Mais le constat inverse est tout aussi fréquent : des gens combatifs montent sur l’échelle syndicale, obtiennent des responsabilités, deviennent permanents et perdent petit à petit leur combativité. Dans la mesure où leurs liens avec les masses diminuent, ils mettront de plus en plus de freins, ils adopteront le langage classique des dirigeants syndicaux « responsables ». « C’est un vendu », dira-t-on alors. Il n’est pas difficile de comprendre que s’installe une méfiance vis-à-vis des syndicalistes qui deviennent permanents et qu’on les accuse souvent de « carriérisme ».

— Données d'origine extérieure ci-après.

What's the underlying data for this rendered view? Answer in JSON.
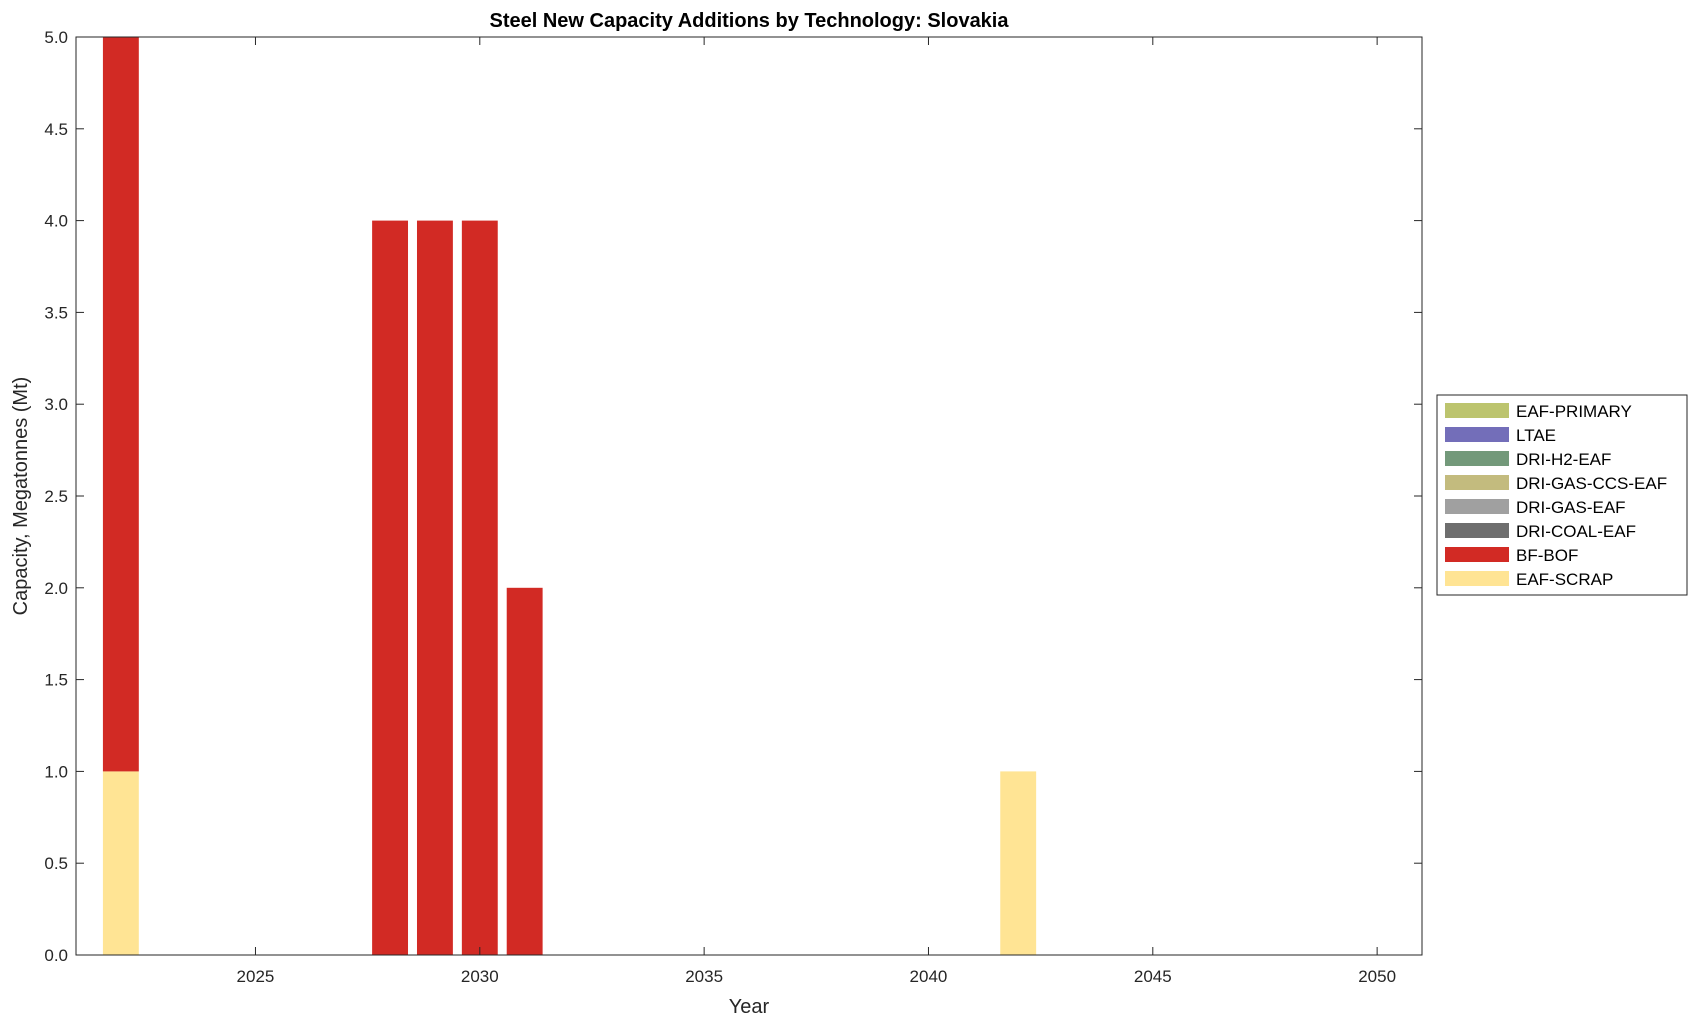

Comment juger ces expériences ? Et surtout comment un syndicaliste combatif peut-il conserver sa crédibilité comme responsable syndical ? Nous avons déjà donné un élément de réponse : on ne peut résister à la pression du réformisme, sans un solide bagage idéologique et politique. L’étude et un jugement critique permanent de son travail, en contact étroit avec les masses, sont des conditions indispensables. L’expérience apprend qu’il s’agit d’une lutte dure et pénible. Mais des figures comme un Arthur Scargill, secrétaire du syndicat des mineurs britanniques, montrent l’importance de tenir bon. Les forces de droite utiliseront Scargill pour prouver qu’une position radicale ne mène à rien. Pour leur part, toutes les forces de gauche considèrent Scargill comme un monument vivant. Un monument qui démontre la force des masses, lorsqu’elles sont guidées par des dirigeants qui adoptent une position de classe et qui ne craignent pas de faire appel à l’héroïsme des masses. Un monument que la bourgeoisie britannique et ses deux partis (le Labour travailliste y compris) n’ont pas encore réussi à abattre, malgré toutes les campagnes de dénigrement, les poursuites en justice, une répression incroyable des années durant. N’y aurait-il pas une situation différente avec quelques dizaines de types comme Scargill1 ?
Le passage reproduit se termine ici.